I'd also consider doing it if someone was willing to sponsor the work.
Ye I completely understand, I'm not trying to put more work on your plate just wanted to discuss ideas around handling of the email field. It's a miracle you've put in this much time for others, appreciate it. When I get a little more time on my hands I'll see how it goes with implementing a nullable email field.
Your option 3 of a separate Email table is a neat alternative as well, so you could still go down that route of optional email with low cost.
I just wanted to add are you sure the email is included for Google under the profile scope? It might be if the email is made publicly available or something but it seems to be listed under a seperate scope here -> https://developers.google.com/identity/protocols/oauth2/scopes.
userinfo.email -> View your email address
userinfo.profile -> See your personal info, including any personal info you've made publicly available
Hmm, maybe we could do something like require it short term, but shoot for adding in option 3 later (which feels doing it really well without technical downsides, but will take a bit longer).
RE: Email scope, you can check out providers/google.js.
Update: For now, more robust error handling has been put in place, so that users are requested to sign in with another account that has an email address associated with it.
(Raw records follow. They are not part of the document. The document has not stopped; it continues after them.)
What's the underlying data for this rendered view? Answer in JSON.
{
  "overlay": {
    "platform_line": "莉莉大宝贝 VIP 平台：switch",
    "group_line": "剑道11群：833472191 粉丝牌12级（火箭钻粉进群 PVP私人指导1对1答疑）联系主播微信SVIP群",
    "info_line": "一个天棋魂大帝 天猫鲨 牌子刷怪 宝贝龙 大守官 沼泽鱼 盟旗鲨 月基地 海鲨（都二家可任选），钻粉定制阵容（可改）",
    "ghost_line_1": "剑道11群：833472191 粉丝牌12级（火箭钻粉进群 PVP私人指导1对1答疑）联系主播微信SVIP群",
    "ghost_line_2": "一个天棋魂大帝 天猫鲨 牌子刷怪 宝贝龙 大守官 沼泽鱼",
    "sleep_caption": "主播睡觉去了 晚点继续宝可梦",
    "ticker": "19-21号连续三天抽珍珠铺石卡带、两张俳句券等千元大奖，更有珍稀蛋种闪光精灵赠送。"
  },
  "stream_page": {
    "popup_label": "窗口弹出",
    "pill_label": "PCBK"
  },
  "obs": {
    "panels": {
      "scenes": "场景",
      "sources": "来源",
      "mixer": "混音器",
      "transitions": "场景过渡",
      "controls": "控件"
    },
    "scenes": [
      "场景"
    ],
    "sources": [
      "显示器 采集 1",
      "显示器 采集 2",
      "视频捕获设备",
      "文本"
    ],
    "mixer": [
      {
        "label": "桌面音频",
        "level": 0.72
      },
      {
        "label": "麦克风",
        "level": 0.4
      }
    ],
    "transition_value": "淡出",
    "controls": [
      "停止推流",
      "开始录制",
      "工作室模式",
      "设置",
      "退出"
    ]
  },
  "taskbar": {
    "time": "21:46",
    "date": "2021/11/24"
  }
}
This will be carried forward to a future release, for now have moved it to 2.1
For the record, this the sort of problem folks run into with badly behaving SQL servers that don't respect the ANSI SQL standard (which allows duplicate null values) https://github.com/typeorm/typeorm/issues/4859
The thing is MSSQL is the most prominent problem database here, and as I understand it is finally fixed in newer versions - but I would appreciate confirmation of that.
In addition to the changes to the flow (which now handle this better) I've been considering practical options to support this.
@LoriKarikari has been adding new OAuth providers and it looks we are going to have quite a few that never return email addresses, in addition to the ones that don't _always_ return an email address.
When enabled, we could just generate a random address (as per v1) like {uid}@localhost.
This would be very hacky but is also quick and simple to add and would be fine for lots of people and it's easy to check for in a conditional.
e.g. if (email.endsWith('@localhost') { ... }
If it was a flag, it would easy for people to use or not use, and when they go to turn it on the documentation could spell out what the behaviour will be so it won't catch people out.
Alternatively, we could alter the user model, remove the check for missing email values and add in error handling to ensure that everything works without an email address.
If we do run into people reporting problems in future, we could go back and add in the option to make this conditional based on that option.
This is elegant but is likely to be more work, especially around edge cases (linking, unlinking) and may impact user experience, especially if multiple providers are configured.
We probably want to do linking / unlinking (#230) and adding support for account deletion (#228) first or soon after, as allowing people to sign in without an email address increases the changes of people accidentally creating two accounts if the option to sign in with more than one provider is enabled.